Tidak ada tim yang mampu mencatatkan clean sheet lebih banyak di kandang sendiri di Serie A, sementara mencatatkan total 11 clean sheet secara keseluruhan sejak awal Desember menjadikan Torino salah satu tim yang paling sulit ditembus di benua mana pun.
Menjelang pertandingan kedua klub di Turin, Granata telah memenangkan kedua pertandingan kandang mereka sebelumnya di kasta tertinggi melawan Frosinone; namun, mereka hanya bisa bermain imbang pada pertandingan sebelumnya di bulan Desember dan juga tersingkir dari Coppa Italia musim ini oleh Canarini.

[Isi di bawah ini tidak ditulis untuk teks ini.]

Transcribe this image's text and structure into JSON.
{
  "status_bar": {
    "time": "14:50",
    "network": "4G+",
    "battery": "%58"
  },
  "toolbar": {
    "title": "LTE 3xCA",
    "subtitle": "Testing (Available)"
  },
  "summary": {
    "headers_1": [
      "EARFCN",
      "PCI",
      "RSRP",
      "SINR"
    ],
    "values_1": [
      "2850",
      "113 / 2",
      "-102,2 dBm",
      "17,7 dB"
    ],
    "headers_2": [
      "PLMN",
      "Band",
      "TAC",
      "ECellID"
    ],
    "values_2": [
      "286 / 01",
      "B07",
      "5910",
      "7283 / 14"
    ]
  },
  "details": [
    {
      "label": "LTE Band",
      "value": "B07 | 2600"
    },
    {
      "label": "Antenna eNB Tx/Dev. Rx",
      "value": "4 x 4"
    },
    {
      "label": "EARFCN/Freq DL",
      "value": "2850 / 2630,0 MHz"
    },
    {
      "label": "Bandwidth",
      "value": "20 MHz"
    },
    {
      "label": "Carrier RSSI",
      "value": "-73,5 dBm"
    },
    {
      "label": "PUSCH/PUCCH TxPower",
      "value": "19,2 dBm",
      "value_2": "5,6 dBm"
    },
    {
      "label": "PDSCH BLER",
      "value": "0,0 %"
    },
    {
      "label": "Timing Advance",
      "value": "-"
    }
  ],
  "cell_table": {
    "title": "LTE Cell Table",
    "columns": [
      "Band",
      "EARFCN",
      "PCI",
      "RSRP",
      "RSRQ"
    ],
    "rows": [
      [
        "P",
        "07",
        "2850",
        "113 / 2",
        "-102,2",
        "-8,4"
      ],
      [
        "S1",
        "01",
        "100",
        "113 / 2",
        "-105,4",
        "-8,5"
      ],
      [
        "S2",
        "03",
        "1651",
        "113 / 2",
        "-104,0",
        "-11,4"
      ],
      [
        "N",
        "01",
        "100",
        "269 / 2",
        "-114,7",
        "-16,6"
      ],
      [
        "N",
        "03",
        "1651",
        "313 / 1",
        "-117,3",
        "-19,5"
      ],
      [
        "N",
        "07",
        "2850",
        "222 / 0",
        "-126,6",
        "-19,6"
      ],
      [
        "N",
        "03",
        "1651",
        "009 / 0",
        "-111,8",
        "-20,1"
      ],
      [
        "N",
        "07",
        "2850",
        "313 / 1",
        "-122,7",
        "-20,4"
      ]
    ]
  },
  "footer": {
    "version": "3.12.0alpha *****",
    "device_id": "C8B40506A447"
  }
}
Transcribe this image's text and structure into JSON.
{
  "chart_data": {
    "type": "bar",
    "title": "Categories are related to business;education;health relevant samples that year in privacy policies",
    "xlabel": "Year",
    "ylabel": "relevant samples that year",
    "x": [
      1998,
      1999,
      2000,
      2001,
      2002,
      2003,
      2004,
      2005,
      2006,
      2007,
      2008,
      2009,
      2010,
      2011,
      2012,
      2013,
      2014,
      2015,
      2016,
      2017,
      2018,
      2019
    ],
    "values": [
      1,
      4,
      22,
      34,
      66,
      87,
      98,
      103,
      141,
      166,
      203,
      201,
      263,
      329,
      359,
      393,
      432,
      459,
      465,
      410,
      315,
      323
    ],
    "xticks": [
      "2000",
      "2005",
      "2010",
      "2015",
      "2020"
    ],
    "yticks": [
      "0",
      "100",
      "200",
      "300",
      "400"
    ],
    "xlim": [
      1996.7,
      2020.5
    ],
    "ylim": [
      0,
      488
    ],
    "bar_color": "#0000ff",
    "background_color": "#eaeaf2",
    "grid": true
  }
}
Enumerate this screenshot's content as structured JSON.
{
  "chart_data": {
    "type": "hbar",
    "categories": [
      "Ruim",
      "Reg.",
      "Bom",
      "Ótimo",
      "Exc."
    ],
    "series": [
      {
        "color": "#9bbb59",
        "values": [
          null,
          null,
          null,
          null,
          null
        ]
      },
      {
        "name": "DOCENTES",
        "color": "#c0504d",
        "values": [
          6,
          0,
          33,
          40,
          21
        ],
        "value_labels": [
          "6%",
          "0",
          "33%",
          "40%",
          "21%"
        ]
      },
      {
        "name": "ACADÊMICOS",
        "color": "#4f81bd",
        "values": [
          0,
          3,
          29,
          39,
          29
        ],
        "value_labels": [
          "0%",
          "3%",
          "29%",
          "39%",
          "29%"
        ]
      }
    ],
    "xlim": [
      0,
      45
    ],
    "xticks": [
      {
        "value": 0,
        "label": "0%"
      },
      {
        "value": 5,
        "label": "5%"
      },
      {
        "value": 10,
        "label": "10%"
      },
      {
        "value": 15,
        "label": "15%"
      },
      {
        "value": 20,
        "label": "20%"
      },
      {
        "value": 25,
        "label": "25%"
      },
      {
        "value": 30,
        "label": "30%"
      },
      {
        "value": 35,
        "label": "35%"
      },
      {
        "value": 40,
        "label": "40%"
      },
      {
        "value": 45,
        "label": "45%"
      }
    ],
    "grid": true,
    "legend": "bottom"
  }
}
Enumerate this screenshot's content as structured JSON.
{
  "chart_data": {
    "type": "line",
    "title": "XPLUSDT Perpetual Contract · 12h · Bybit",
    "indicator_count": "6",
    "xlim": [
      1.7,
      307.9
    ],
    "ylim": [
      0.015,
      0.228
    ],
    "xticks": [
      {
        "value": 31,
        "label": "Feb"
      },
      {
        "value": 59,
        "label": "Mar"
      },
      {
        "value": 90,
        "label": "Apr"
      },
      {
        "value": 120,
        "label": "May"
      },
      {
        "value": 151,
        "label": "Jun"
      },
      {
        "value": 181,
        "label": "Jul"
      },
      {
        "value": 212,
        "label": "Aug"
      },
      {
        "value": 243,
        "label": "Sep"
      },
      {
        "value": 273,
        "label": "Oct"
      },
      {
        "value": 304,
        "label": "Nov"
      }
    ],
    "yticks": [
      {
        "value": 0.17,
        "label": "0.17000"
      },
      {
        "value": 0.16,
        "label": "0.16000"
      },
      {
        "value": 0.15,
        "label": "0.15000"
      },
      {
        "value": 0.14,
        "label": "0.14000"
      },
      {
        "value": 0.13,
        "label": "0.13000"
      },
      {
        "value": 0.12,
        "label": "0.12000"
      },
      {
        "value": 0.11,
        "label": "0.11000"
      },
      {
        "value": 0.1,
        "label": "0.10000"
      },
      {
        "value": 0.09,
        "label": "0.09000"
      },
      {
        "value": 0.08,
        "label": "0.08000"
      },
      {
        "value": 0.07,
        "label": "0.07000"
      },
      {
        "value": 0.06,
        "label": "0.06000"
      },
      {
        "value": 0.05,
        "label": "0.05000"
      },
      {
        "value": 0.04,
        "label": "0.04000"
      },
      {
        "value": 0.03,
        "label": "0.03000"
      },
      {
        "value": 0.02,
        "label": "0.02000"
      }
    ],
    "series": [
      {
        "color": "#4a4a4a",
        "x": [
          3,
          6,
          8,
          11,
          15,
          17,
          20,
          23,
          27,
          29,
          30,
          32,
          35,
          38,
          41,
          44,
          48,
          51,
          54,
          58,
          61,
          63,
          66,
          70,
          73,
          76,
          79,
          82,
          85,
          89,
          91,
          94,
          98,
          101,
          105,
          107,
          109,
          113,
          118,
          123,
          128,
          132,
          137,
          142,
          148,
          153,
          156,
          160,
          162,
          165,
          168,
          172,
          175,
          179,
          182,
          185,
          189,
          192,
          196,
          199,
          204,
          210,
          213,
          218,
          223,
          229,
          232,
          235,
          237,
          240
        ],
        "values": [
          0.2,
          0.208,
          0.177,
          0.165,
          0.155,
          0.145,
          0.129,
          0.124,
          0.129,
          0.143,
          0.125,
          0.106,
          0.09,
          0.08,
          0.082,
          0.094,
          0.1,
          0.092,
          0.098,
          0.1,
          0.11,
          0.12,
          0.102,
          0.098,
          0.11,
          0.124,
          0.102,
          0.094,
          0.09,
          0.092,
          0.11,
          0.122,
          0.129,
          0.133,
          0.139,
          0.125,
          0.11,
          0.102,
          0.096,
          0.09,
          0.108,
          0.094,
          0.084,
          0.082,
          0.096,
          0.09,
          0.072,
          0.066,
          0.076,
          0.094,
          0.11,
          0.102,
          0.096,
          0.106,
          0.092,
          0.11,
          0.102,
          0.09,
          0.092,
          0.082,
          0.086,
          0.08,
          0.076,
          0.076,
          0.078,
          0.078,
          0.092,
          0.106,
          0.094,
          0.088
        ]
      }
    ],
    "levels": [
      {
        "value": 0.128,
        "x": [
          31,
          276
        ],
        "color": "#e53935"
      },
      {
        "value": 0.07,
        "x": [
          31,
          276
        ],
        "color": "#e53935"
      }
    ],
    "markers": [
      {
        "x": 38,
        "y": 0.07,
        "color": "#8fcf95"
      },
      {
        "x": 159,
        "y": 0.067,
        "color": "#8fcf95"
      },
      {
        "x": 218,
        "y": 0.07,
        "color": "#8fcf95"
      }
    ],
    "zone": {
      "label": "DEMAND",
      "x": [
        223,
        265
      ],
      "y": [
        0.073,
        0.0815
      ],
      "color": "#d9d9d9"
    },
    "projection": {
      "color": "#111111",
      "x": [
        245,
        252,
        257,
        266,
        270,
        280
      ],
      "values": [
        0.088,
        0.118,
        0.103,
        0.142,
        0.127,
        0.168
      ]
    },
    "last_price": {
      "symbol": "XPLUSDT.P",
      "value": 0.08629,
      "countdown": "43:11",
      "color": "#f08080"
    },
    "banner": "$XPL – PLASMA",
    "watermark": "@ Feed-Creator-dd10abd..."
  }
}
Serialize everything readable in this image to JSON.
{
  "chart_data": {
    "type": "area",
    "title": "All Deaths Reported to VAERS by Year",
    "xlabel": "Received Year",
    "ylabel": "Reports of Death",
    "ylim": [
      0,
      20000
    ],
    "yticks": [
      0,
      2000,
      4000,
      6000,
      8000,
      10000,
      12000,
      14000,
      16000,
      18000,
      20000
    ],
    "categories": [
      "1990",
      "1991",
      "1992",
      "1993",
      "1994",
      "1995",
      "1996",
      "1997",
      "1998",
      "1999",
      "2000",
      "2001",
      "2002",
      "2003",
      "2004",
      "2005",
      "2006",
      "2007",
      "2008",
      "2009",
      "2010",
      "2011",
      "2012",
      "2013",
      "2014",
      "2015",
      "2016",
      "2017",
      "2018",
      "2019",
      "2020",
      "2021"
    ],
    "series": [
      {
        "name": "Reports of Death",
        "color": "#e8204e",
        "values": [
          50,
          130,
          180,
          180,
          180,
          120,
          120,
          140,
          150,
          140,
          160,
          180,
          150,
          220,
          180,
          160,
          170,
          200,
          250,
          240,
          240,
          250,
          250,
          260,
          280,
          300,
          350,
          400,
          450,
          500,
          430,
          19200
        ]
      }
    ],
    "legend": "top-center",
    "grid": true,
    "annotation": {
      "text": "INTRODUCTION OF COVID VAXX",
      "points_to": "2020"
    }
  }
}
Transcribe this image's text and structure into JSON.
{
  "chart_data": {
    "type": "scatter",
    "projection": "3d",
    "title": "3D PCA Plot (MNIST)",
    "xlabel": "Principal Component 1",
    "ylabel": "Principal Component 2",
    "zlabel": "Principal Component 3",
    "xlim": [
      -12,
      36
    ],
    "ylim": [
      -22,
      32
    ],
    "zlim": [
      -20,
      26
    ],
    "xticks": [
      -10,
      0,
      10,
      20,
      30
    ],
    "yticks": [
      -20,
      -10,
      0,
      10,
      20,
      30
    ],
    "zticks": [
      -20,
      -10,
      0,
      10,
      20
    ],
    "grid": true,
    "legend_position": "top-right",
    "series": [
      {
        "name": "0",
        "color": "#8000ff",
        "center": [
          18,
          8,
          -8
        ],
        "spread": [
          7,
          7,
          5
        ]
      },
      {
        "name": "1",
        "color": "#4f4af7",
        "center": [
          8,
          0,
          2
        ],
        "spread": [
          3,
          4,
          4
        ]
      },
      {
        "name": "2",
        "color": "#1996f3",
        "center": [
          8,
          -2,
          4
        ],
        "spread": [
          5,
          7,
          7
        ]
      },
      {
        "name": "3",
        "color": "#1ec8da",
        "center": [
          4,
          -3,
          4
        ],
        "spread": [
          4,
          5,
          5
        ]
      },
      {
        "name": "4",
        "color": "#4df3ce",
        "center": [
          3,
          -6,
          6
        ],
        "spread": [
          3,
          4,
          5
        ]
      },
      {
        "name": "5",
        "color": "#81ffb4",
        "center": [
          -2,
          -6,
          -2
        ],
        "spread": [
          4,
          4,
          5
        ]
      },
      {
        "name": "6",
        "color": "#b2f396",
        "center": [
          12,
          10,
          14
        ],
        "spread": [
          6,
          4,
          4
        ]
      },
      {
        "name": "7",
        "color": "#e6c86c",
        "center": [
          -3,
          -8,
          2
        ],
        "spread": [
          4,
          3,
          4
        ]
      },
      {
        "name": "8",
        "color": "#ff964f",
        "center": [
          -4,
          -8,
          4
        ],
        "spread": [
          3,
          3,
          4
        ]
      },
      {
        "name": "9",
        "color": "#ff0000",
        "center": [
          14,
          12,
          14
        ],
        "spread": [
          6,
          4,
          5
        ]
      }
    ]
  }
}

Sebelumnya merupakan tim yang menang-atau-gagal, Frosinone selalu seri dalam tiga pertandingan terakhirnya – sama banyaknya dengan 23 pertandingan sebelumnya – dan hal itu membuat mereka tetap terperosok dalam masalah degradasi.
Pasukan Eusebio Di Francesco menunjukkan ketahanan yang luar biasa untuk dua kali bangkit dari ketertinggalan untuk menahan pemegang Scudetto Napoli terakhir kali, dengan Walid Cheddira mencetak dua gol melawan klub induknya di Stadio Maradona.
Setelah awal yang cerah dalam kembalinya mereka ke kasta tertinggi, Frosinone tersendat sejak musim dingin berganti ke musim semi, terbukti sangat rentan dalam situasi bola mati: setelah gol Victor Osimhen ke gawang mereka di Naples, Canarini kebobolan 20 gol, yang merupakan angka tertinggi di liga. situasi bola.